You can use the equity in your home to eliminate monthly mortgage payments.
All homeowners must be 62 years or older.
Have Substantial Equity in your home.
Home is your primary residence.
Income or credit quality are not considered.
You're One Step Away
Just fill out the form to the right to receive more information to determine if you qualify and what amount you could receive. Loans are government insured by the FHA. All borrowers attend a HUD approved counseling session to answer any questions.
Disdvantages and negative implications of reverse mortgages
Reverse have become a financial saver for most seniors who have homes and or 3-4 housing units. This is a special type of a long term loan that has been designed in a way such that it requires the estate’s equity to act as security of the loan. This type of loan does not require the borrower to repay back the loan except in situations whereby you breach the terms and conditions in the contract. The loan looks quite advantageous in itself but there are numerous things that lenders do not tell borrowers. These things are such as:
A reverse mortgage is a quite expensive financial option especially in the long run. This is irrespective of the fact that the loan does not require a monthly repayment but it attracts a very high interest rate in repayment. While paying back the loan, borrowers require ensuring that they are aware of the interest rates charged by the lenders. In addition to this, the borrower should also be able to calculate an estimated amount that the loan is bound to cost in repayment. This is so as to avert a possible occurrence whereby the heirs of the estate may be forced to sell the estate in order to repay the loan.
Terms and conditions
One thing that most borrowers are never aware of is the fact that these loans have very strict terms and conditions, most of which might prove to be quite hard to meet. Most lenders do not inform borrowers on the negative impacts that some of the terms and conditions in these loans have on their personal lives. A reverse mortgage requires the loan applicant to occupy the house until such a time when he/she dies. As such, these terms are quite limiting to the borrowers especially in situations where there may be need to seek professional medical care.

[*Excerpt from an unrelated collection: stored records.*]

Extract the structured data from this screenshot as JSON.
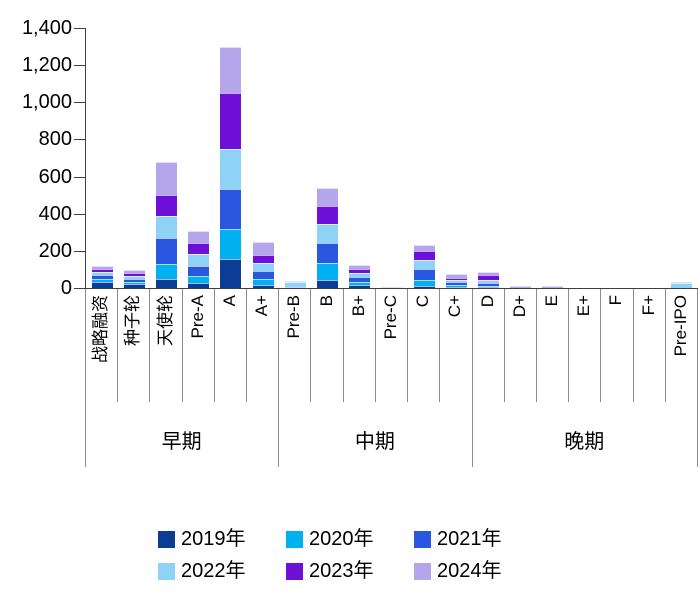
{
  "chart_data": {
    "type": "bar",
    "stacked": true,
    "title": "",
    "xlabel": "",
    "ylabel": "",
    "grid": false,
    "legend_position": "bottom",
    "categories": [
      "战略融资",
      "种子轮",
      "天使轮",
      "Pre-A",
      "A",
      "A+",
      "Pre-B",
      "B",
      "B+",
      "Pre-C",
      "C",
      "C+",
      "D",
      "D+",
      "E",
      "E+",
      "F",
      "F+",
      "Pre-IPO"
    ],
    "groups": [
      {
        "label": "早期",
        "count": 6
      },
      {
        "label": "中期",
        "count": 6
      },
      {
        "label": "晚期",
        "count": 7
      }
    ],
    "series": [
      {
        "name": "2019年",
        "color": "#0B3D94",
        "values": [
          30,
          20,
          50,
          25,
          155,
          15,
          0,
          45,
          15,
          0,
          10,
          5,
          5,
          0,
          0,
          0,
          0,
          0,
          0
        ]
      },
      {
        "name": "2020年",
        "color": "#00B0F0",
        "values": [
          20,
          15,
          80,
          40,
          165,
          35,
          5,
          90,
          20,
          0,
          35,
          10,
          5,
          0,
          0,
          0,
          0,
          0,
          0
        ]
      },
      {
        "name": "2021年",
        "color": "#2A57E0",
        "values": [
          20,
          15,
          140,
          55,
          215,
          40,
          5,
          110,
          25,
          0,
          60,
          15,
          15,
          0,
          0,
          0,
          0,
          0,
          0
        ]
      },
      {
        "name": "2022年",
        "color": "#8ED3F6",
        "values": [
          15,
          15,
          120,
          65,
          215,
          45,
          20,
          100,
          20,
          0,
          45,
          15,
          20,
          0,
          0,
          0,
          0,
          0,
          25
        ]
      },
      {
        "name": "2023年",
        "color": "#6E10D8",
        "values": [
          20,
          18,
          110,
          55,
          300,
          45,
          0,
          95,
          25,
          0,
          50,
          10,
          25,
          0,
          0,
          0,
          0,
          0,
          0
        ]
      },
      {
        "name": "2024年",
        "color": "#B5A6EC",
        "values": [
          15,
          12,
          180,
          65,
          250,
          70,
          5,
          100,
          20,
          5,
          30,
          20,
          15,
          10,
          10,
          0,
          0,
          0,
          10
        ]
      }
    ],
    "y_axis": {
      "min": 0,
      "max": 1400,
      "step": 200,
      "tick_labels": [
        "1,400",
        "1,200",
        "1,000",
        "800",
        "600",
        "400",
        "200",
        "0"
      ]
    }
  }
}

The eligibility standards that have been set for consideration in a reverse mortgage are quite strict. This is due to the reason that each borrower requires to meet the minimum age limit of 62 years of age. In a case where a couple is applying for a reverse mortgage, the age of the younger is considered in he/she has attained 62 years of age. It is usually very important to ensure that before applying for a reverse mortgage, you should meet all the eligibility standards set for these loans.
A reverse mortgage does not exempt you from having to meet the expenses that are incurred for running the estate. These costs are such as taxes, repair costs and costs for services such as electricity and water. Failure to meet these costs can automatically lead to the maturity of the loan and as such, you end up been required to payback the loan amount as a lump sum. This can easily put you through an entirely heavy financial burden especially in cases whereby you do not have the means to meet the repayment costs of the loans.
However, despite the numerous disadvantages of a reverse mortgage, it is usually very important especially in that it helps you enjoy your retirement in peace. This is due to the reason that you do not have to rely on other people for your own financial support.